Campaign Speech at Cleveland
By President Franklin D. Roosevelt
Recorded November 2, 1940

Mr. Chairman, ladies and gentlemen:

In making this, my final national address of the campaign, I express once more my deep regret that I could not carry out my wish to go to other States in the great Middle West, in the South and across the Mississippi River. It has been solely in the interest of peace and the maintenance of peace that your great Secretary of State and I have felt that we should both remain within easy distance of the National Capital in these trying days.

Tonight in Cleveland, I am happy, through this great audience of my old friends, to give this message to America.

For the past seven years I have had the high honor and the grave responsibility of leadership of the American people. In those seven years, the American people have marched forward, out of a wilderness of depression and despair.

They have marched forward right up to the very threshold of the future—a future which holds the fulfillment of our hopes for real freedom, real prosperity, real peace.

I want that march to continue for four more years. And for that purpose, I am asking your vote of confidence.

There are certain forces within our own national community, composed of men who call themselves American but who would destroy America. They are the forces of dictatorship in our land-on one hand, the Communists, and on the other, the Girdlers.

It is their constant purpose in this as in other lands to weaken democracy, to destroy the free man's faith in his own cause.
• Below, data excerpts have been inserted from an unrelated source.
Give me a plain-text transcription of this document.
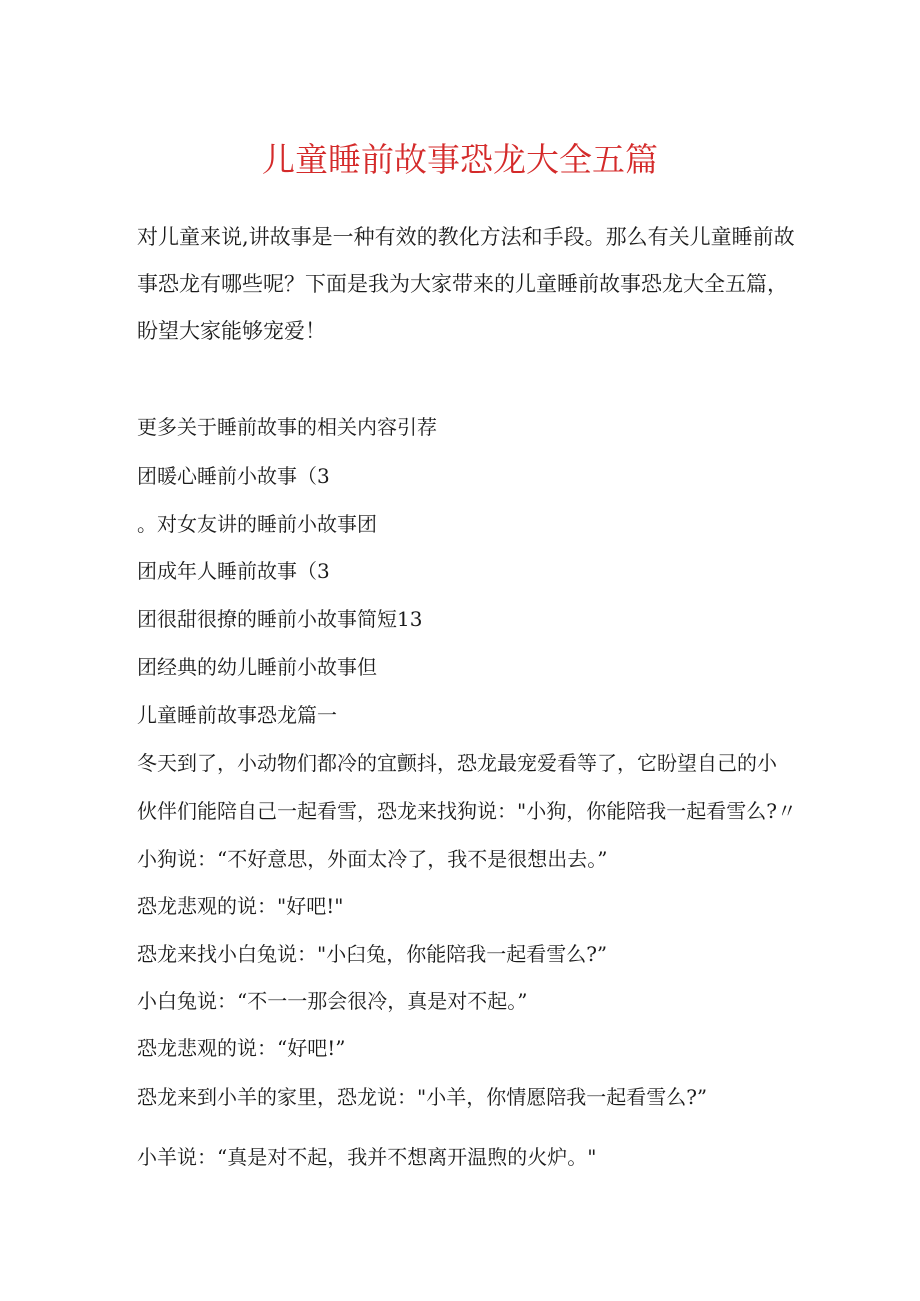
儿童睡前故事恐龙大全五篇

对儿童来说,讲故事是一种有效的教化方法和手段。那么有关儿童睡前故事恐龙有哪些呢？下面是我为大家带来的儿童睡前故事恐龙大全五篇，盼望大家能够宠爱！

更多关于睡前故事的相关内容引荐

团暖心睡前小故事（3

。对女友讲的睡前小故事团

团成年人睡前故事（3

团很甜很撩的睡前小故事简短13

团经典的幼儿睡前小故事但

儿童睡前故事恐龙篇一

冬天到了，小动物们都冷的宜颤抖，恐龙最宠爱看等了，它盼望自己的小

伙伴们能陪自己一起看雪，恐龙来找狗说："小狗，你能陪我一起看雪么?〃

小狗说：“不好意思，外面太冷了，我不是很想出去。”

恐龙悲观的说："好吧!"

恐龙来找小白兔说："小臼兔，你能陪我一起看雪么?”

小白兔说：“不一一那会很冷，真是对不起。”

恐龙悲观的说：“好吧!”

恐龙来到小羊的家里，恐龙说："小羊，你情愿陪我一起看雪么?”

小羊说：“真是对不起，我并不想离开温煦的火炉。"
In this election all the representatives of those forces, without exception, are voting against the New Deal.

You and I are proud of that opposition. It is positive proof that what we have built and strengthened in the past seven years is democracy!

This generation of Americans is living in a tremendous moment of history.

The surge of events abroad has made some few doubters among us ask: Is this the end of a story that has been told? Is the book of democracy now to be closed and placed away upon the dusty shelves of time?

My answer is this: All we have known of the glories of democracy-its freedom, its efficiency as a mode of living, its ability to meet the aspirations of the common man— all these are merely an introduction to the greater story of a more glorious future.

We Americans of today—all of us—we are characters in this living book of democracy.

But we are also its author. It falls upon us now to say whether the chapters that are to come will tell a story of retreat or a story of continued advance.
I believe that the American people will say: "Forward!"

We look at the old world of Europe today. It is an ugly world, poisoned by hatred and greed and fear. We can see what has been the inevitable consequence of that poison—war.

We look at the country in which we live. It is a great country, built by. generations of peaceable, friendly men and women who had in their hearts faith that the good life can be attained by those who will work for it.

We know that we are determined to defend our country—and with our neighbors to defend this Hemisphere. We are strong in our defense. Every hour and every day we grow stronger.

Our foreign policy is shaped to express the determination of our Government and the will of our people in our dealings with other nations. Those dealings, in the past few years, have been more difficult, more complex than ever before.